Palmarejo
- Interactive map of Palmarejo
- Address: Los Alcarrizos Dominican Republic
- Location: Palmarejo-Villa Linda
- Coordinates: 18°32′25″N 70°00′35″W﻿ / ﻿18.540388°N 70.0096829°W
- Operator: Federación Dominicana de Deportes Ecuestres
- Capacity: 1,050
- Field size: 1,053 m^{2}

Construction
- Built: 2003
- Cost: RD$ 97 million

= Centro Ecuestre Palmarejo =

Equestrian center in Palmarejo-Villa Linda, Los Alcarrizos, Dominican Republic

The Centro Ecuestre Palmarejo is an equestrian sport venue located in the Palmarejo-Villa Linda municipal district, Los Alcarrizos, Santo Domingo Province, Dominican Republic. The venue is operated by the Dominican Federation of Equestrian Sports all year round.

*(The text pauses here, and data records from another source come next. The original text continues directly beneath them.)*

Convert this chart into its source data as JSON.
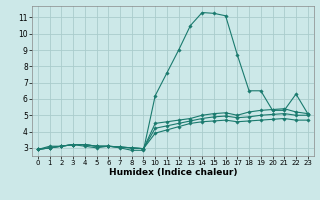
{
  "xlabel": "Humidex (Indice chaleur)",
  "ylabel": "",
  "background_color": "#cce8e8",
  "grid_color": "#aacccc",
  "line_color": "#1a7a6e",
  "x_ticks": [
    0,
    1,
    2,
    3,
    4,
    5,
    6,
    7,
    8,
    9,
    10,
    11,
    12,
    13,
    14,
    15,
    16,
    17,
    18,
    19,
    20,
    21,
    22,
    23
  ],
  "y_ticks": [
    3,
    4,
    5,
    6,
    7,
    8,
    9,
    10,
    11
  ],
  "ylim": [
    2.5,
    11.7
  ],
  "xlim": [
    -0.5,
    23.5
  ],
  "series": [
    {
      "x": [
        0,
        1,
        2,
        3,
        4,
        5,
        6,
        7,
        8,
        9,
        10,
        11,
        12,
        13,
        14,
        15,
        16,
        17,
        18,
        19,
        20,
        21,
        22,
        23
      ],
      "y": [
        2.9,
        3.1,
        3.1,
        3.2,
        3.1,
        3.0,
        3.1,
        3.0,
        2.85,
        2.85,
        6.2,
        7.6,
        9.0,
        10.5,
        11.3,
        11.25,
        11.1,
        8.7,
        6.5,
        6.5,
        5.3,
        5.3,
        6.3,
        5.1
      ]
    },
    {
      "x": [
        0,
        1,
        2,
        3,
        4,
        5,
        6,
        7,
        8,
        9,
        10,
        11,
        12,
        13,
        14,
        15,
        16,
        17,
        18,
        19,
        20,
        21,
        22,
        23
      ],
      "y": [
        2.9,
        3.0,
        3.1,
        3.2,
        3.2,
        3.1,
        3.1,
        3.05,
        3.0,
        2.95,
        4.5,
        4.6,
        4.7,
        4.8,
        5.0,
        5.1,
        5.15,
        5.0,
        5.2,
        5.3,
        5.35,
        5.4,
        5.2,
        5.1
      ]
    },
    {
      "x": [
        0,
        1,
        2,
        3,
        4,
        5,
        6,
        7,
        8,
        9,
        10,
        11,
        12,
        13,
        14,
        15,
        16,
        17,
        18,
        19,
        20,
        21,
        22,
        23
      ],
      "y": [
        2.9,
        3.0,
        3.1,
        3.2,
        3.2,
        3.1,
        3.1,
        3.05,
        3.0,
        2.95,
        4.2,
        4.35,
        4.5,
        4.65,
        4.8,
        4.9,
        4.95,
        4.85,
        4.9,
        5.0,
        5.05,
        5.1,
        5.0,
        5.0
      ]
    },
    {
      "x": [
        0,
        1,
        2,
        3,
        4,
        5,
        6,
        7,
        8,
        9,
        10,
        11,
        12,
        13,
        14,
        15,
        16,
        17,
        18,
        19,
        20,
        21,
        22,
        23
      ],
      "y": [
        2.9,
        3.0,
        3.1,
        3.2,
        3.2,
        3.1,
        3.1,
        3.05,
        3.0,
        2.95,
        3.9,
        4.1,
        4.3,
        4.5,
        4.6,
        4.65,
        4.7,
        4.6,
        4.65,
        4.7,
        4.75,
        4.8,
        4.7,
        4.7
      ]
    }
  ]
}
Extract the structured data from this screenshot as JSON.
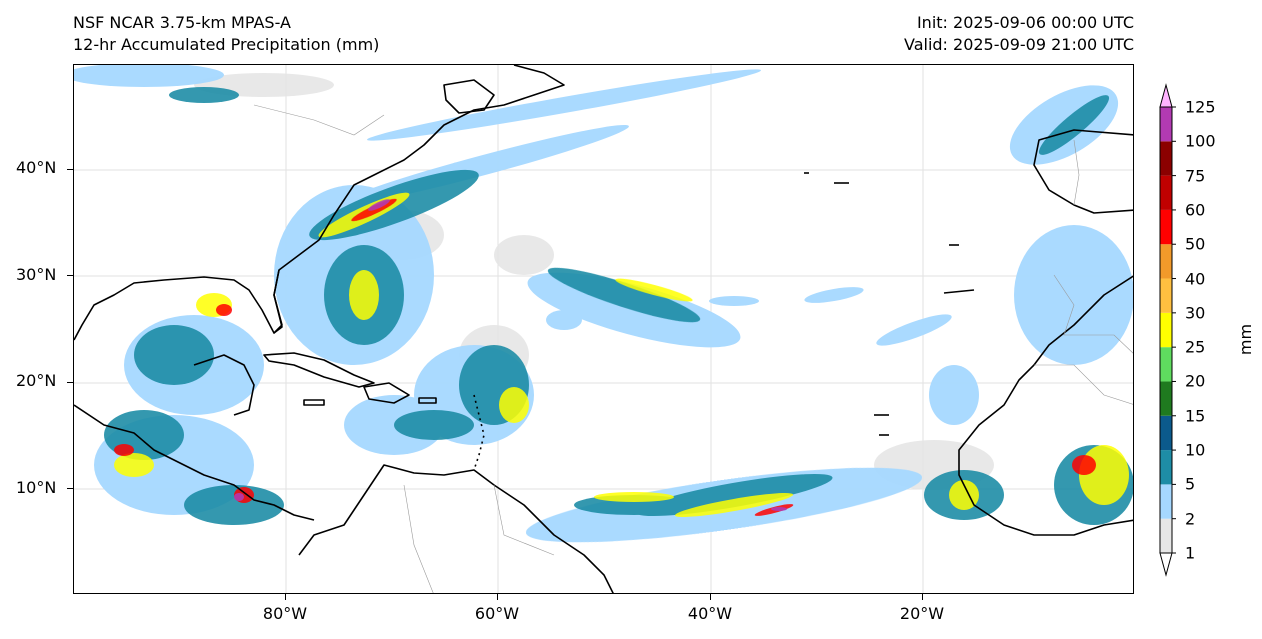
{
  "header": {
    "title_line1": "NSF NCAR 3.75-km MPAS-A",
    "title_line2": "12-hr Accumulated Precipitation (mm)",
    "init": "Init: 2025-09-06 00:00 UTC",
    "valid": "Valid: 2025-09-09 21:00 UTC"
  },
  "axes": {
    "lat_labels": [
      "40°N",
      "30°N",
      "20°N",
      "10°N"
    ],
    "lon_labels": [
      "80°W",
      "60°W",
      "40°W",
      "20°W"
    ]
  },
  "colorbar": {
    "unit": "mm",
    "levels": [
      "1",
      "2",
      "5",
      "10",
      "15",
      "20",
      "25",
      "30",
      "40",
      "50",
      "60",
      "75",
      "100",
      "125"
    ],
    "colors": [
      "#e6e6e6",
      "#a6d8ff",
      "#1e8da6",
      "#0b5a8c",
      "#1f7a1f",
      "#5fdc5f",
      "#ffff00",
      "#ffc040",
      "#f29a2a",
      "#ff0000",
      "#c00000",
      "#8b0000",
      "#b23ab2",
      "#ffb4ff"
    ]
  },
  "map": {
    "colors": {
      "ocean": "#ffffff",
      "coast": "#000000",
      "border": "#9a9a9a",
      "grid": "#dddddd"
    }
  }
}
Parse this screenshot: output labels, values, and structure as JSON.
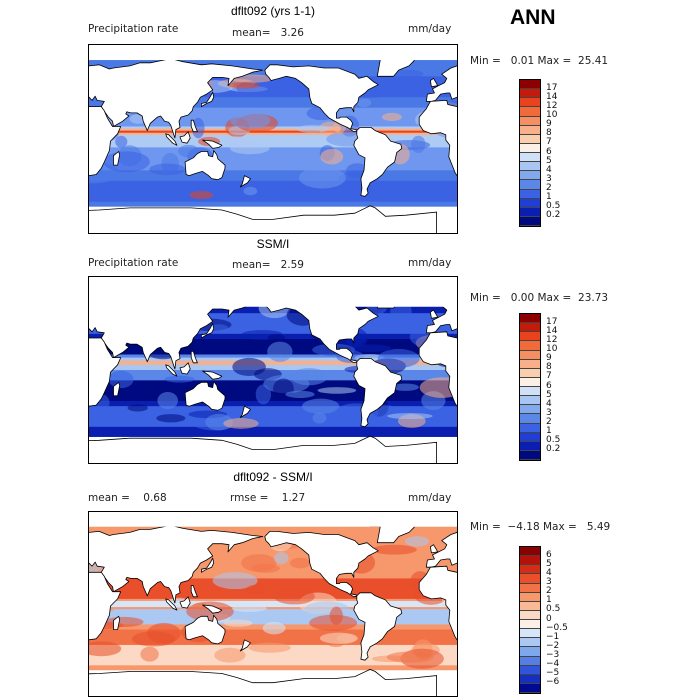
{
  "season": "ANN",
  "panels": [
    {
      "title": "dflt092 (yrs 1-1)",
      "left_label": "Precipitation rate",
      "mid_label": "mean=   3.26",
      "units": "mm/day",
      "stats": "Min =   0.01 Max =  25.41",
      "colorbar": [
        "17",
        "14",
        "12",
        "10",
        "9",
        "8",
        "7",
        "6",
        "5",
        "4",
        "3",
        "2",
        "1",
        "0.5",
        "0.2"
      ],
      "colors": [
        "#8b0000",
        "#c41a0c",
        "#e8431c",
        "#f06a3a",
        "#f58e62",
        "#f7b08a",
        "#f9cfae",
        "#fbf0e6",
        "#cfe0f7",
        "#a9c6f3",
        "#82a9ee",
        "#5a87e8",
        "#3a62e2",
        "#1f3ed6",
        "#0a1fb0",
        "#000a80"
      ],
      "map_style": "model"
    },
    {
      "title": "SSM/I",
      "left_label": "Precipitation rate",
      "mid_label": "mean=   2.59",
      "units": "mm/day",
      "stats": "Min =   0.00 Max =  23.73",
      "colorbar": [
        "17",
        "14",
        "12",
        "10",
        "9",
        "8",
        "7",
        "6",
        "5",
        "4",
        "3",
        "2",
        "1",
        "0.5",
        "0.2"
      ],
      "colors": [
        "#8b0000",
        "#c41a0c",
        "#e8431c",
        "#f06a3a",
        "#f58e62",
        "#f7b08a",
        "#f9cfae",
        "#fbf0e6",
        "#cfe0f7",
        "#a9c6f3",
        "#82a9ee",
        "#5a87e8",
        "#3a62e2",
        "#1f3ed6",
        "#0a1fb0",
        "#000a80"
      ],
      "map_style": "obs"
    },
    {
      "title": "dflt092 - SSM/I",
      "left_label": "mean =    0.68",
      "mid_label": "rmse =    1.27",
      "units": "mm/day",
      "stats": "Min =  −4.18 Max =   5.49",
      "colorbar": [
        "6",
        "5",
        "4",
        "3",
        "2",
        "1",
        "0.5",
        "0",
        "−0.5",
        "−1",
        "−2",
        "−3",
        "−4",
        "−5",
        "−6"
      ],
      "colors": [
        "#8b0000",
        "#b3120a",
        "#d42c16",
        "#e84f2a",
        "#f17247",
        "#f7976c",
        "#f9b996",
        "#fbd9c4",
        "#fbf0e8",
        "#d6e5f8",
        "#aac8f2",
        "#7ea8ec",
        "#557fe4",
        "#3055d8",
        "#1530c0",
        "#000a90"
      ],
      "map_style": "diff"
    }
  ]
}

It was constructed in 2003 for the Pan American Games. In 2005, the National Federation hosted in this complex, the FEI World Dressage Challenge and opened an equestrian school in 2011, after having made renovations to the facilities. The venue was again renovated to host the equestrian competitions of the 2023 Central American and Caribbean Games, meant to be held in San Salvador and holding for the first time at the regional games, an eventing competition. This venue will also host the 2026 Central American and Caribbean Games.

It is comprised by offices for the Dominican Republic Equestrian Sports Federation, cafeteria, press area, 96 stables and veterian clinics.